Tooth decay can be linked to heredity, other diseases, and even old age. So eventually you might have to face a procedure like a root canal in order to restore your oral health and preserve your teeth.

For many people, this news is cause for concern, not only because such procedures are rather serious, but also because there is a host of misinformation surrounding dental procedures, and root canals in particular. If you’re worried about an upcoming root canal, it’s always best to speak with your trusted Birmingham dentist, but here are a few common myths debunked to put your mind at ease.

1. Root Canals are Painful

In generations past, this may have been the case. But modern dentistry has advanced to the point that you no longer have to concern yourself with the pain of this intensive procedure.

In fact, this procedure is often intended to alleviate the pain of a dying nerve, infected pulp, or a broken tooth.

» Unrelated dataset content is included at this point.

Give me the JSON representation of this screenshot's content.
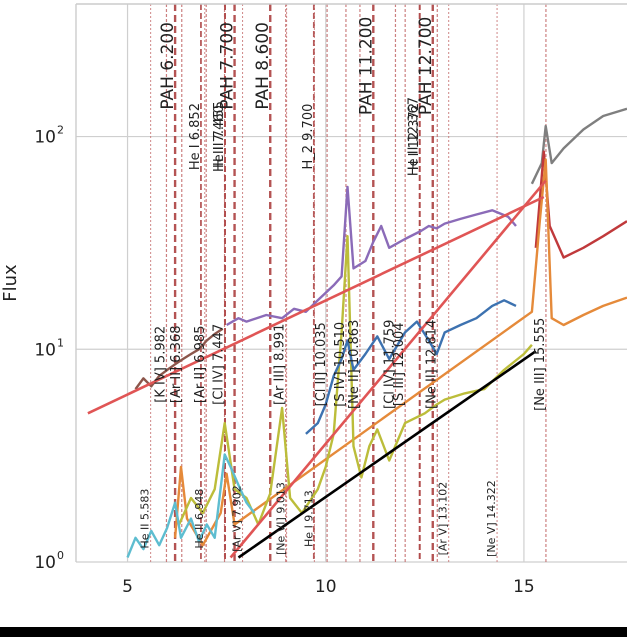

Your dentist Birmingham AL will not recommend this procedure if it isn’t absolutely necessary, and he/she will work hard to ensure that you have the best experience possible.

This means taking steps to keep you calm and eliminate pain during the procedure, and any pain you felt before the root canal should be gone once the procedure is complete. In most cases, patients feel a lot better following a root canal.

2. You Don’t Need One Unless You’re in Pain

If you’re experiencing tooth pain there’s a good chance you’re suffering from a serious condition that may or may not require a root canal to correct. You should see your dentist Birmingham AL immediately for a diagnosis and treatment.

That said, a dead tooth may not cause you any pain, but you’ll likely still need a root canal to stave off further decay and potentially more serious problems. Just because you have no pain doesn’t mean you can afford to ignore your dentist’s expert advice to have a root canal.

3. The Procedure Causes More Harm than Good

This pervasive myth can be attributed to a single study that is almost a century old at this point. Dr. Westin Price presented his findings based on poorly executed case studies, claiming that root canals could cause illnesses like heart and kidney disease and even arthritis due to lingering bacteria.

He used his research to promote the practice of tooth removal. The research presented has long since been debunked and no further supporting evidence for the argument has been published, and yet, the myth persists. All you have to do is speak with a reputable Birmingham dentist to discover the falsehood of this myth.

4. Problems will Recur

There is no guarantee that you won’t have additional oral health issues following a root canal, but this procedure has proven to be a lasting solution for many conditions for which it is prescribed as a treatment. A root canal, followed up with the fitting of a crown, can help to preserve the integrity of a damaged or diseased tooth for many years to come.

5. It’s Better to Have a Tooth Pulled

As any good dentist in Birmingham AL will tell you, pulling a tooth is a measure of last resort. For starters, this trauma can take weeks to recover from, and having a gap can lead to additional risk for surrounding teeth thanks to difficulty of cleaning and the a resulting increase in bacteria, plaque, and tartar buildup.

Once you’re over the age of about 30, it takes much longer to heal from having a tooth pulled, and if you’re not keen to have an unsightly gap in your smile, you’ll have to replace your missing tooth with a false one, which can be uncomfortable and expensive. In other words, a root canal is almost certainly preferable to having a tooth pulled.